Вот такая прискорбная семья. Надо полагать, отец-то любил мучительной любовью мать, если женился на беременной и так дико ревновал. Но она его не любила, была равнодушна и к дочери от нелюбимого человека. А дочь, признавая, что "была неласковым ребенком", говорит: "Она никогда не была "моей". Дочь даже не могла произнести слово "мама". А отца люто ненавидела: "В моей детской душе разгоралось пламя ярости и ненависти к нему самому, к его словам, даже к его голосу. У меня бывало непреодолимое желание подойти к нему сзади и ударить по красному затылку". Чем ударить? Возможно, тем самым топором. Что ж, понять это можно, всегда, во всех землях, во все времена водились и выпивохи, и гулящие жены, и безумные ревнивцы.
Вишневская уверяет, что отец был зверь зверем и ненавидел её. Но факты, которые сама же приводит, мягко выражаясь, не подтверждают это.

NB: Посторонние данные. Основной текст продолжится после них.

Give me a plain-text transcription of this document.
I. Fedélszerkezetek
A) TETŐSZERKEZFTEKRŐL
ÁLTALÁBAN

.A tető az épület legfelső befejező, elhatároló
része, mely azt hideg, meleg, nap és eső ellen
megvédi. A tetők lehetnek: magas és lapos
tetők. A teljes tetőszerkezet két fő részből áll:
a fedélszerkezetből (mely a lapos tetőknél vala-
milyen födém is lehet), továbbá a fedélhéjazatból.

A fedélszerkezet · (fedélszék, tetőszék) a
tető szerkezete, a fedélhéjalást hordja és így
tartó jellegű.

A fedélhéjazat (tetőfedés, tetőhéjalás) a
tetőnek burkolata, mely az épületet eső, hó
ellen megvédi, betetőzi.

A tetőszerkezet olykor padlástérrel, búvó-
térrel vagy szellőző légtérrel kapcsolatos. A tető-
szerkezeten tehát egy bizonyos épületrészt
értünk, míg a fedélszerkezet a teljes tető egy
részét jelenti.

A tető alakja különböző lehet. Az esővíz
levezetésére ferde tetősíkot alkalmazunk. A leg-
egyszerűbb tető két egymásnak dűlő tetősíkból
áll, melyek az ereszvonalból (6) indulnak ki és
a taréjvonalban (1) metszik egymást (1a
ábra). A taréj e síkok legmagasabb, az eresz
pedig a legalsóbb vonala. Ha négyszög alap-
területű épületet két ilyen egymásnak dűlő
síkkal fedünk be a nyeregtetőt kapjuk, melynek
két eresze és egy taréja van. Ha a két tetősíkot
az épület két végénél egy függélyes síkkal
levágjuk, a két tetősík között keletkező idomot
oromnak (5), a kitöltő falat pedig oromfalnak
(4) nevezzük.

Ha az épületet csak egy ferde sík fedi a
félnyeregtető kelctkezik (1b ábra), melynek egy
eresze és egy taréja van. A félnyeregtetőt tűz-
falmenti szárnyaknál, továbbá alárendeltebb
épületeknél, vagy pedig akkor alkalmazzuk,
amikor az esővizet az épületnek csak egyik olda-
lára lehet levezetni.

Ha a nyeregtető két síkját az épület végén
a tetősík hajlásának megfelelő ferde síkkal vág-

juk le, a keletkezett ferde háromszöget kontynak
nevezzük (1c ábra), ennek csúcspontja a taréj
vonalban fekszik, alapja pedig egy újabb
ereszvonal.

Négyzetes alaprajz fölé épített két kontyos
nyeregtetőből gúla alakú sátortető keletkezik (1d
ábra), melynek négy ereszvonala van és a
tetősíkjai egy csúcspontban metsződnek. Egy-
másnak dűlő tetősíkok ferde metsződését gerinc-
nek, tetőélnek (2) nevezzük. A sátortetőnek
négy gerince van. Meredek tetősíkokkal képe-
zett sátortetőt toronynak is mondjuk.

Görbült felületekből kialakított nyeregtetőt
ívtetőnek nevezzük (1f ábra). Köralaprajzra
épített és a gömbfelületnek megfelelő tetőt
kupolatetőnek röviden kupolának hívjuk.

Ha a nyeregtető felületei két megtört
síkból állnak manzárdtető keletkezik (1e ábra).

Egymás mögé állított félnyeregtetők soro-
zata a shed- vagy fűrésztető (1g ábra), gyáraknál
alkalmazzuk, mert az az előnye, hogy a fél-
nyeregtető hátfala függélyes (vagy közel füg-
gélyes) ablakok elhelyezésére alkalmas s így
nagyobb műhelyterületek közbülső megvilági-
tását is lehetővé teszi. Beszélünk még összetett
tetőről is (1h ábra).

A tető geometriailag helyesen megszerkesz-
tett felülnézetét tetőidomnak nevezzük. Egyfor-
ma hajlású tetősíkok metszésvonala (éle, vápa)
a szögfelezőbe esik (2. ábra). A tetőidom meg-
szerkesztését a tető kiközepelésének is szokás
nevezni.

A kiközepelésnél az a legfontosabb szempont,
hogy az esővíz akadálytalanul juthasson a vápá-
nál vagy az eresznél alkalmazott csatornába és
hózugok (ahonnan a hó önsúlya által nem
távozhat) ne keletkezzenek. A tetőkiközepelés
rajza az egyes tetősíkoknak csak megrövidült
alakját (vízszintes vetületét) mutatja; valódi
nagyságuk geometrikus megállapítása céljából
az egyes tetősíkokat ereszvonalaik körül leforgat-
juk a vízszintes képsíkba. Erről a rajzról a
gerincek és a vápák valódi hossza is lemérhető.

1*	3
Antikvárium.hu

В самом деле, когда родители расходились, он спросил четырехлетнюю дочь, с кем она хочет остаться, и та ответила: "С тобой". Фактически жила с бабушкой, но когда было шесть лет, отец, работавший на какой-то далёкой стройке, пригласил туда дочь с бабушкой на целый месяц погостить. Перед войной он работал в Тарту, и уже шестнадцатилетняя дочь гостила у него и там. В книге есть очень благостная фотография их вместе. Во время ленинградской блокады, имея уже другую семью, отец подкармливал дочь, и однажды даже пригласил её отметить вместе с женой новый 1942 год. Когда Вишневская после первых родов лежала с высокой температурой, отец с новой женой навестили её.